Zollernalbkreis

Meinung: Auch im Zollernalbkreis gilt: Demokratie stirbt langsam und fast unmerklich

09.01.2024

Von Klaus Irion

Meinung: Auch im Zollernalbkreis gilt: Demokratie stirbt langsam und fast unmerklich

© Adobe Stock / WoGi

Wenn nicht alle Demokraten tagtäglich wachsam bleiben, steht Deutschland auch bald am Scheideweg.

Mal eben so Massenvernichtungsphantasien gegen Geflüchtete am Tisch im Café äußern. Gibt es nicht? Gibt es doch, wie ein dieser Tage zufällig aufgeschnappter Dialog in der Balinger Innenstadt zeigt. Eine Meinung von ZAK-Redaktionsleiter Klaus Irion hierzu und zu allen, die propagieren, man sollte unsere Demokratie lieber heute als morgen abschaffen.

Eine Demokratie stirbt heutzutage häufig nicht mehr mit einem großen Knall, mit einem Putsch. Vielmehr langsam und fast unmerklich. Es werden Politiker als „Volksverräter“ verächtlich gemacht, Demokratiebewahrer diffamiert, Institutionen politisch missbraucht. Man schwadroniert von „Lügenpresse“.

Antidemokratische Dauerbeschallung

Wozu diese antidemokratische Dauerbeschallung mit Hass und Hetze im Einzelfall führen kann, habe ich vor wenigen Tagen zufällig in einem Café in der Balinger Innenstadt erleben dürfen. Drei ältere, völlig unscheinbare Herren saßen dort an einem Tisch und sprachen betont leise. Aber eben nicht leise genug, als dass nicht mitzubekommen gewesen wäre, wie sie der Thematik von nach Deutschland geflüchteten Menschen Herr werden wollen.

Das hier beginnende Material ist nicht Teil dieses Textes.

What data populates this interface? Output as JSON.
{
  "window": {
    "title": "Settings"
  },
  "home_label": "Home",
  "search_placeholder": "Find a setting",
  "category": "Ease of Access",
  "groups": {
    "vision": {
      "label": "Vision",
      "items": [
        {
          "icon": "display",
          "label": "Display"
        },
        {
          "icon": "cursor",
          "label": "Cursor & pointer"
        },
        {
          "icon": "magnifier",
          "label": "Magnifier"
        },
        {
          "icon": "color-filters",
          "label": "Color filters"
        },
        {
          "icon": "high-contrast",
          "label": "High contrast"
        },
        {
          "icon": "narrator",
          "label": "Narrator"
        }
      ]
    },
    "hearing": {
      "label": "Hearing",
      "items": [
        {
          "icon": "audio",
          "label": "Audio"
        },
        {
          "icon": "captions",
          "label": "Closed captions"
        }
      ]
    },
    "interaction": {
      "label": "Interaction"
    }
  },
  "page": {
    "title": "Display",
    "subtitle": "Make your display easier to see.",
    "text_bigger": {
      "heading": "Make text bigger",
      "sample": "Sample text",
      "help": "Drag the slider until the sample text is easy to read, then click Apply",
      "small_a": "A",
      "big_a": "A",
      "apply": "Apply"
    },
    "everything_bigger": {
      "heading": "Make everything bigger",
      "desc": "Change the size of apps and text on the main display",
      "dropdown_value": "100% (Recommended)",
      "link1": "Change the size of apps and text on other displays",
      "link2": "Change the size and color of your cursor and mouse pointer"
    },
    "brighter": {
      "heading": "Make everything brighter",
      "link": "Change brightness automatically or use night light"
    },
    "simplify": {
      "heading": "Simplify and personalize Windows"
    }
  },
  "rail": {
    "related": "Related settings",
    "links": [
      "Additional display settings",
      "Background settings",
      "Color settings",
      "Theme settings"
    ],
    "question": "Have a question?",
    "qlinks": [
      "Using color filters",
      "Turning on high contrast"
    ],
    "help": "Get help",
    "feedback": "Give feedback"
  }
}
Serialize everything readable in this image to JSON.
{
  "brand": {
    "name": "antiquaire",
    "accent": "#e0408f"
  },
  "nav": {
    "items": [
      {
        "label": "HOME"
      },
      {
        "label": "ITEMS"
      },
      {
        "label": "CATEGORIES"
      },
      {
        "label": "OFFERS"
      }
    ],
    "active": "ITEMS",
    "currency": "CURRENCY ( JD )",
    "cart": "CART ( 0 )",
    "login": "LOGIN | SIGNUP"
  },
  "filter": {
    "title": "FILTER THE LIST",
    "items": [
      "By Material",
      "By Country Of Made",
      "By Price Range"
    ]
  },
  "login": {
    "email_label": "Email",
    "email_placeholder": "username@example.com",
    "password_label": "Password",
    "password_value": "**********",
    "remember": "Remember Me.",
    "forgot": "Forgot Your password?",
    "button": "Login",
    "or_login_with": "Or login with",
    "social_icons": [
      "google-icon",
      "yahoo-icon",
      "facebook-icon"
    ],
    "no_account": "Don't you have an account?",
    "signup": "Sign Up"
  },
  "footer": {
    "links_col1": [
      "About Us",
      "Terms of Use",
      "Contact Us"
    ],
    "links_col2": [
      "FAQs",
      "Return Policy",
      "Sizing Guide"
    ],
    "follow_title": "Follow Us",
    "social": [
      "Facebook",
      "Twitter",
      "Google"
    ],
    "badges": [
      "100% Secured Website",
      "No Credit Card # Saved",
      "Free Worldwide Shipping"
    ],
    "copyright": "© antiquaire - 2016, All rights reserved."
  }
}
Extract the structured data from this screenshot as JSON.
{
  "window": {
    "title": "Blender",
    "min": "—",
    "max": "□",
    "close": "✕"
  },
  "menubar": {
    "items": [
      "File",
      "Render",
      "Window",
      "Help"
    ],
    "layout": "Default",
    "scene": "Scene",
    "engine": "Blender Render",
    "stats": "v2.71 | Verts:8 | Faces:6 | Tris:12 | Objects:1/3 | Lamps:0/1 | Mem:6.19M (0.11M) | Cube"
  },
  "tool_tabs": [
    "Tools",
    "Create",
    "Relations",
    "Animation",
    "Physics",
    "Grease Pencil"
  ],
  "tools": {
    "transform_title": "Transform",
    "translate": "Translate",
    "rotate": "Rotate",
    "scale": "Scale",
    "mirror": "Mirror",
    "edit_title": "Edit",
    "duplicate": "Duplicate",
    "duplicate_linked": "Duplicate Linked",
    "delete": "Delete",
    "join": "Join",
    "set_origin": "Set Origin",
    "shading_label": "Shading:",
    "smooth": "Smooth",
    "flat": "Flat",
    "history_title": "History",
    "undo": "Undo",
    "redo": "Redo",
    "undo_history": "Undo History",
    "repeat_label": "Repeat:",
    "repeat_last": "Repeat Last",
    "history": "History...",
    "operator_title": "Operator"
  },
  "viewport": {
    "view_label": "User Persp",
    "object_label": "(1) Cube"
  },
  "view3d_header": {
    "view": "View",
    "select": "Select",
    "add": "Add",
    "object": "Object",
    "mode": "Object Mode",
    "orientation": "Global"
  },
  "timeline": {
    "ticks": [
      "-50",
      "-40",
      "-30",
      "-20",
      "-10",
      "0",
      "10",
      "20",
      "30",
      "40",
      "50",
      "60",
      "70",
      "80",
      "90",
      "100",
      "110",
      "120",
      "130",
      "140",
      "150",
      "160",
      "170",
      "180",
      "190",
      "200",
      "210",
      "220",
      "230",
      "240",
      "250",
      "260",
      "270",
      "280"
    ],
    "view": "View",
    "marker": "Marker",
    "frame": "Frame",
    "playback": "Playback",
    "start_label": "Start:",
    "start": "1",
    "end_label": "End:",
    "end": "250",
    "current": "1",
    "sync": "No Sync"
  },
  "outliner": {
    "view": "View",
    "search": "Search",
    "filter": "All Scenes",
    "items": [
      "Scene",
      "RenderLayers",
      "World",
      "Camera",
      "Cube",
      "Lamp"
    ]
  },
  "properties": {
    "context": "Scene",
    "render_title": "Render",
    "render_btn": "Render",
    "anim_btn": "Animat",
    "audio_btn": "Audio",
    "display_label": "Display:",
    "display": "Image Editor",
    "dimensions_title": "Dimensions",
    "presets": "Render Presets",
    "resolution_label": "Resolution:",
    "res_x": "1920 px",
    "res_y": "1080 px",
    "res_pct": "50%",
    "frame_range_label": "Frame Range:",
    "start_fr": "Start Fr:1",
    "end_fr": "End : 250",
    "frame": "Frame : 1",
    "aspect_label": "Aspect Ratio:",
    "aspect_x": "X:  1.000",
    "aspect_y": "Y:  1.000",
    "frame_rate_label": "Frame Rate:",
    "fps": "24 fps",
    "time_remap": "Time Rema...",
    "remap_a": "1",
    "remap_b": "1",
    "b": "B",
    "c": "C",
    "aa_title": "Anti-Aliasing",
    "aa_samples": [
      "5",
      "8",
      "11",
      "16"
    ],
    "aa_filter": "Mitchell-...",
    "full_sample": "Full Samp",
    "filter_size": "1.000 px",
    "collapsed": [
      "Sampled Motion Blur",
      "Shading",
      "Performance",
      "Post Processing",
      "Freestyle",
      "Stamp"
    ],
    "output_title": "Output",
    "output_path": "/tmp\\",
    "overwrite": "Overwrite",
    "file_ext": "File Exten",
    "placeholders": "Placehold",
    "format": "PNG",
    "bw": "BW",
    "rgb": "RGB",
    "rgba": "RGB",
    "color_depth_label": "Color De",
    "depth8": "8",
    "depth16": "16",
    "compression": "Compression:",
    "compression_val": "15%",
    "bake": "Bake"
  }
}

„Mit Zyklon B gegen das Ungeziefer“

Das „Ungeziefer“, wie sie die Geflüchteten nannten, das hierherkomme und einfach so einen Haufen Geld bekomme, müsse „mit Autan“ bekämpft werden, meinte einer. „Nein, doch eher mit Zyklon B“, entgegnete sein Tischnachbar.

Denjenigen, denen dieses Giftgas nichts (mehr) sagt: Zyklon B steht bis heute symbolhaft für den industriell organisierten Massenmord der Nazis in den von ihnen errichteten Konzentrationslagern.

Mögen die Aussagen dieser Herren im Café hoffentlich eine extreme Ausnahme gewesen sein. Zeigen sie dennoch exemplarisch, wie wichtig es in unseren unruhigen Zeiten ist, dass sich aufrechte Demokraten Autokratie-Befürwortern entgegenstellen.

Umsturzphantasien nehmen zu

Wenn sich – weg von der Geflüchteten-Thematik – beispielsweise protestierende Landwirte offen und laut gegen radikale Trittbrettfahrer mit „Ampel“-Galgen aussprechen. So wie Lukas von Berg, der am Montag den Bauernprotest rund um die Balinger Stadthalle während der dortigen Neujahrssitzung des Landkreises anführte. Man dürfe jetzt in die Halle hinein, möge sich aber „ruhig und respektvoll“ verhalten. Diejenigen unter den 500 Anwesenden, die das nicht wollten, wurden völlig zurecht sogleich in die Schranken verwiesen.

Demokratie-Tod verhindern

Und doch schaffte es der eine oder andere von Umsturzphantasien getriebene Trittbrettfahrer der Bauernproteste offenbar ins Foyer der Stadthalle. So zumindest sind die Zeilen zu lesen, die der anwesende Geislinger Bürgermeister Oliver Schmid am Dienstag auf Facebook verbreitete. Er spricht darin „vom Verdruss über die Politik in der ganzen Breite“, die zum Ausdruck gekommen sei. Und dies „teilweise mit Ansichten, die ich als Demokrat nicht teilen möchte, für Umsturzphantasien bin ich nicht zu haben“.

Wie gesagt, eine Demokratie stirbt häufig langsam und fast unmerklich. Auch im Zollernalbkreis sind alle Demokraten aufgerufen, diesen Tod zu verhindern.